A year ago, Lenny Bianco and Karen Herbst were Bauer MBA students getting their first taste of picking stocks for the Cougar Investment Fund.
The experience with the $5.7 million student-run investment fund at the University of Houston C. T. Bauer College of Business changed the direction of their careers. Both are now working for investment firms in Houston.
Bianco and Herbst were part of a four-member team of Cougar Fund students who were named the regional winners in the Chartered Financial Analyst (CFA) Institute Investment Research Challenge last spring. The group was recognized at a recent meeting of the CFA Society of Houston, where they also presented a background of the Cougar Fund.
“We are proud of the Cougar Fund. For two of the last thee years they’ve been winners of the IRC Texas,” said Ronald H. Joe, president of the local chapter of the CFA Society. “This shows you the kind of talent we have in our community.”
For Bianco and Herbst, the Cougar Fund has been an invaluable launching pad into successful careers in the investment industry.
Bianco, who’d been an engineer, said working on the fund gave his career a new direction and the skills to land a job doing equities research with Pritchard Capital Partners in Houston while working on his MBA. The local CFA Society made that easier financially with a scholarship last year.

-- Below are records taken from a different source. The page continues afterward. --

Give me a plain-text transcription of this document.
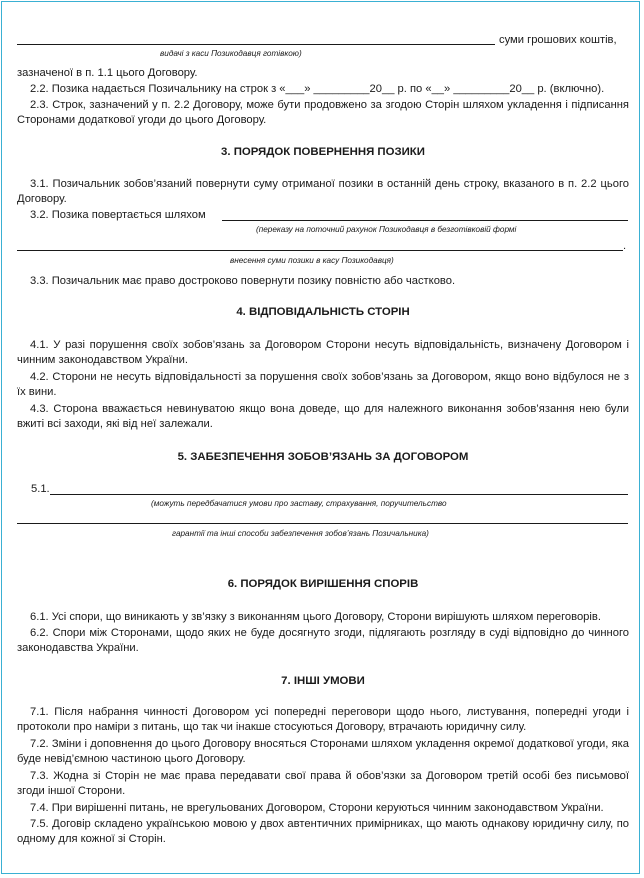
суми грошових коштів,
видачі з каси Позикодавця готівкою)
зазначеної в п. 1.1 цього Договору.
2.2. Позика надається Позичальнику на строк з «___» _________20__ р. по «__» _________20__ р. (включно).
2.3. Строк, зазначений у п. 2.2 Договору, може бути продовжено за згодою Сторін шляхом укладення і підписання Сторонами додаткової угоди до цього Договору.
3. ПОРЯДОК ПОВЕРНЕННЯ ПОЗИКИ
3.1. Позичальник зобов’язаний повернути суму отриманої позики в останній день строку, вказаного в п. 2.2 цього Договору.
3.2. Позика повертається шляхом
(переказу на поточний рахунок Позикодавця в безготівковій формі
.
внесення суми позики в касу Позикодавця)
3.3. Позичальник має право достроково повернути позику повністю або частково.
4. ВІДПОВІДАЛЬНІСТЬ СТОРІН
4.1. У разі порушення своїх зобов’язань за Договором Сторони несуть відповідальність, визначену Договором і чинним законодавством України.
4.2. Сторони не несуть відповідальності за порушення своїх зобов’язань за Договором, якщо воно відбулося не з їх вини.
4.3. Сторона вважається невинуватою якщо вона доведе, що для належного виконання зобов’язання нею були вжиті всі заходи, які від неї залежали.
5. ЗАБЕЗПЕЧЕННЯ ЗОБОВ’ЯЗАНЬ ЗА ДОГОВОРОМ
5.1.
(можуть передбачатися умови про заставу, страхування, поручительство
гарантії та інші способи забезпечення зобов’язань Позичальника)
6. ПОРЯДОК ВИРІШЕННЯ СПОРІВ
6.1. Усі спори, що виникають у зв’язку з виконанням цього Договору, Сторони вирішують шляхом переговорів.
6.2. Спори між Сторонами, щодо яких не буде досягнуто згоди, підлягають розгляду в суді відповідно до чинного законодавства України.
7. ІНШІ УМОВИ
7.1. Після набрання чинності Договором усі попередні переговори щодо нього, листування, попередні угоди і протоколи про наміри з питань, що так чи інакше стосуються Договору, втрачають юридичну силу.
7.2. Зміни і доповнення до цього Договору вносяться Сторонами шляхом укладення окремої додаткової угоди, яка буде невід’ємною частиною цього Договору.
7.3. Жодна зі Сторін не має права передавати свої права й обов’язки за Договором третій особі без письмової згоди іншої Сторони.
7.4. При вирішенні питань, не врегульованих Договором, Сторони керуються чинним законодавством України.
7.5. Договір складено українською мовою у двох автентичних примірниках, що мають однакову юридичну силу, по одному для кожної зі Сторін.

Herbst, who’d been in the commercial real estate business, said she applied for the Cougar Fund “on a whim and I got in deeper than I anticipated.” She graduated and is now analyzing fixed-income securities for Garcia Hamilton & Associates in Houston.
Herbst and Bianco, along with their fellow IRC teammates Luis Lugo and Paul Stewart, described the research-driven stock picking process and the debate required to build a consensus on each of the 30 to 35 stocks owned by the fund.
“It was a tremendous experience to me. I was an engineer and knew little about money management. I was buying mutual funds,” said Lugo, a senior portfolio manager with the fund and an engineer for Shell.
“You realize how much you can learn by digging into these companies,” said Paul Stewart, a senior portfolio manager with the fund who works as an attorney for Fort Bend County. “There’s also the benefit of some pretty interesting arguments, and you find you have the ability to get by on so little sleep.”
The meeting was also an opportunity for the society to announce the local MBA students receiving scholarships this year. Maria Asher and Russell Schulze were chosen from Bauer College.
Asher, whose education and work in her native Pakistan was in banking, said she plans to work in investing.
The CFA Society of Houston represents over 850 local professionals who have earned the Chartered Financial Analyst (CFA) designation. The CFA charter sets standards for professional excellence and ethical conduct in the global investment industry.
Jack Lippincott, the head of the society’s scholarship committee, said they choose from a list of top MBA candidates sent by the university, all with strong credentials.